Her mevzuda olduğu gibi kadın mevzusunda da, maalesef Batı’nın diliyle konuşuyoruz. Batı’nın her problemi parçalayarak çözmeye (Çözmemeye!) çalışması gibi kadın mevzusuna da parçacı yaklaşımı şimdiye kadar sadra şifa olamadı, olamaz da!
İslâm’ın koruma altına aldığı ve mensuplarına da korumakla mükellef kıldığı hususlardan biri de, fıtratı korumaktır. Bugün kadın mevzusunda konuşulan dil tamamen fıtrata aykırı bir dildir. Köklerden kopuş ve bunun neticesi olan bütün fikirden yoksunluk hâliyle bizleri, Müslüman olarak benzememiz gerekenlere benzeyerek, onlar gibi düşünerek, onlar gibi konuşarak, onlar gibi hâdiselere yaklaşmamıza sebep oluyor. Hâliyle de, isyanları sebebiyle Allah’ın 40 yıl Sina çölünde Yahudileri dönüp dolaştırması gibi bizler de aynı mevzu etrafında dönüp dolaşıyoruz. Çözüme kavuşan bir mesele olmadığı gibi sorunlar daha da artıyor.
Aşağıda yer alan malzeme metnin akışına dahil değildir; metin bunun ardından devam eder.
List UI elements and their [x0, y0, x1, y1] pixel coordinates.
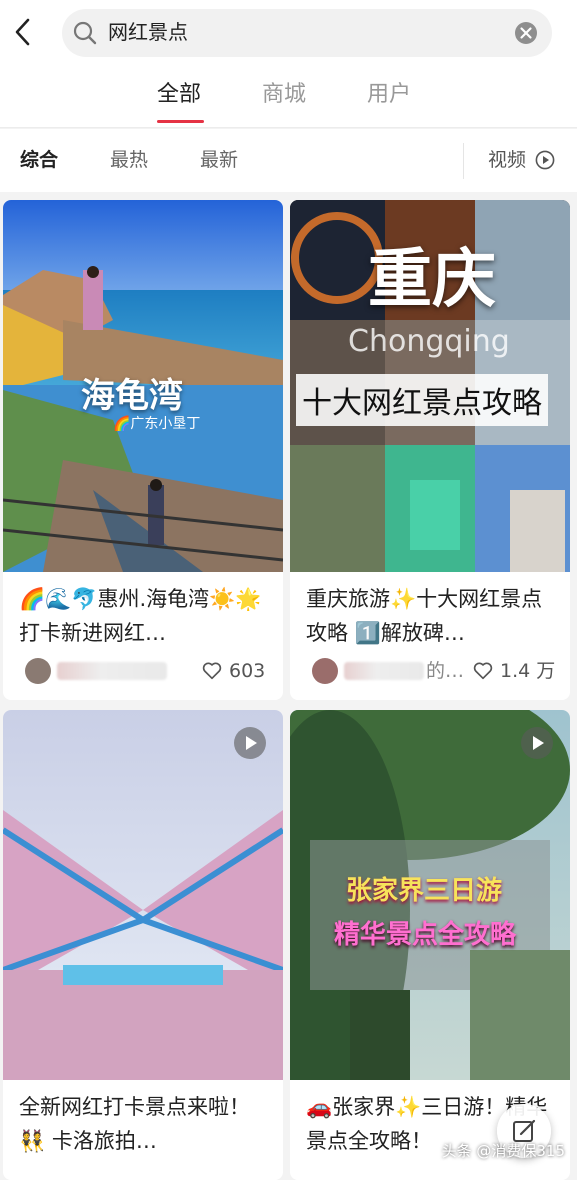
sort-filter-bar: 综合 最热 最新 视频 [0, 129, 577, 192]
search-input[interactable]: 网红景点 [62, 9, 552, 57]
cover-caption-text: 精华景点全攻略 [334, 914, 516, 951]
author-name-blurred[interactable] [57, 662, 167, 680]
filter-newest[interactable]: 最新 [200, 147, 238, 173]
source-watermark: 头条 @消费保315 [442, 1140, 565, 1161]
card-meta: 的… 1.4 万 [306, 656, 558, 686]
like-count: 603 [229, 658, 265, 684]
search-icon [72, 20, 98, 46]
video-play-icon[interactable] [520, 726, 554, 760]
card-cover-image[interactable]: 张家界三日游 精华景点全攻略 [290, 710, 570, 1080]
cover-photo [3, 710, 283, 1080]
heart-icon[interactable] [201, 660, 223, 682]
result-type-tabs: 全部 商城 用户 [0, 66, 577, 128]
note-card[interactable]: 全新网红打卡景点来啦！👯 卡洛旅拍… [3, 710, 283, 1180]
clear-search-icon[interactable] [514, 21, 538, 45]
filter-hottest[interactable]: 最热 [110, 147, 148, 173]
cover-subtitle-text: Chongqing [348, 324, 510, 359]
cover-subtitle-text: 🌈广东小垦丁 [113, 413, 200, 433]
cover-caption-text: 十大网红景点攻略 [296, 374, 548, 426]
card-title[interactable]: 全新网红打卡景点来啦！👯 卡洛旅拍… [19, 1090, 271, 1158]
tab-all[interactable]: 全部 [157, 80, 201, 110]
card-title[interactable]: 🌈🌊🐬惠州.海龟湾☀️🌟打卡新进网红… [19, 582, 271, 650]
heart-icon[interactable] [472, 660, 494, 682]
card-title[interactable]: 重庆旅游✨十大网红景点攻略 1️⃣解放碑… [306, 582, 558, 650]
tab-users[interactable]: 用户 [367, 80, 411, 110]
note-card[interactable]: 海龟湾 🌈广东小垦丁 🌈🌊🐬惠州.海龟湾☀️🌟打卡新进网红… 603 [3, 200, 283, 700]
filter-divider [463, 143, 464, 179]
cover-title-text: 海龟湾 [81, 368, 183, 417]
cover-title-text: 张家界三日游 [346, 870, 502, 907]
avatar[interactable] [312, 658, 338, 684]
card-cover-image[interactable] [3, 710, 283, 1080]
back-arrow-icon[interactable] [8, 14, 38, 50]
play-circle-icon[interactable] [535, 150, 555, 170]
search-query-text: 网红景点 [108, 19, 188, 45]
card-meta: 603 [19, 656, 271, 686]
top-bar: 网红景点 [0, 0, 577, 66]
video-play-icon[interactable] [233, 726, 267, 760]
avatar[interactable] [25, 658, 51, 684]
card-cover-image[interactable]: 重庆 Chongqing 十大网红景点攻略 [290, 200, 570, 572]
active-tab-indicator [157, 120, 204, 123]
author-name-suffix: 的… [426, 658, 464, 684]
filter-comprehensive[interactable]: 综合 [20, 147, 58, 173]
cover-title-text: 重庆 [368, 228, 496, 320]
like-count: 1.4 万 [500, 658, 555, 684]
card-cover-image[interactable]: 海龟湾 🌈广东小垦丁 [3, 200, 283, 572]
note-card[interactable]: 重庆 Chongqing 十大网红景点攻略 重庆旅游✨十大网红景点攻略 1️⃣解… [290, 200, 570, 700]
tab-store[interactable]: 商城 [262, 80, 306, 110]
filter-video[interactable]: 视频 [488, 147, 526, 173]
author-name-blurred[interactable] [344, 662, 424, 680]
Niçin?..
Şu kadar kadın derneği, vakıf ve araştırma merkezleri var; devlet nezdinde ayrı bir bakanlık var, yasalarla kadınlara “pozitif ayrımcılık” denilen haklar verilmiş ama çözülen ne var, koca bir hiç!.. Evet, niçin, bu denli yoğun gayrete rağmen ‘kadın meselesi’ çözülemiyor?..
İktidarın değişmesiyle vizyona çıkan kadın hakları savunucuların da profilinde de bir değişiklik oldu. Kimse kusura bakmasın, profilde değişen bir tek bazı kadınların başlarındaki başörtüsü! Yoksa, meseleye yaklaşımda, üslupta değişen bir şey yok. 28 Şubat’ın laikçi teyzelerinin söylemleriyle başörtülü ‘kadın hakları’ savunucuları aynı dili kullandıklarının farkındalar mı?
Farkında değiller tabiî ki? Kendilerini bu girdaba öylesine kaptırmışlar ki, boğulduklarının farkında olmadan başkalarına el uzatıyorlar; himmete muhtaç dede misâli!..
Bir de hâllerine bakmadan dine el atma derdindeler. Dinimizde kadınlarla ilgili menfi tutuma sebep olan unsurların ayıklanması isteniyor. Dinimize sonradan girmiştir veya aslında vardır onu ben bilmem. Ehli mevzuyu araştırır ve bizlere açıklar bizler de tâbi oluruz… Benim gelmek istediğim nokta şu, velev ki, ‘kadın hakları’ açısından itiraz edilen söylemler dinimizin esasında var olanlar ise Müslüman olmaktan vaz mı geçeceğiz?
İşte meselenin can alıcı noktası burası... Hâdiselere, köklerimizden neşet eden bir fikirle değil de Batı’nın bizlere zerkettiği fikirle yaklaşırsak mevzu nelere geliyor, görüyorsunuz. Allah muhafaza; iman bu kadar bedava mı!..
Batı’nın söylemleriyle hiçbir yere varılamayacağını anlamamız için daha ne kadar çıkmazlar çölünde dönüp duracağız? Meseleye bütün olarak bakışın nasıl olması ve ne yapılması gerektiğini Mütefekkir Salih Mirzabeyoğlu’ndan görelim: “Kadın, erkekte fatihlik sembolüdür, diyor Üstadım… Kadında kâinat muhasebesini hülâsalandıran-hülâsalandırması gereken erkek; ve bunun mukabili roldeki kadın… Bugünkü hâle bakın; dünyalar paramparça… Önce cesetleri toplayıp hayata iade et de, sonra büyük murakebe ve muhasebeye giriş!”
Niçin ve hangi fıtrat üzerine yaratıldık, bunu düşünmenin zamanı gelmedi mi?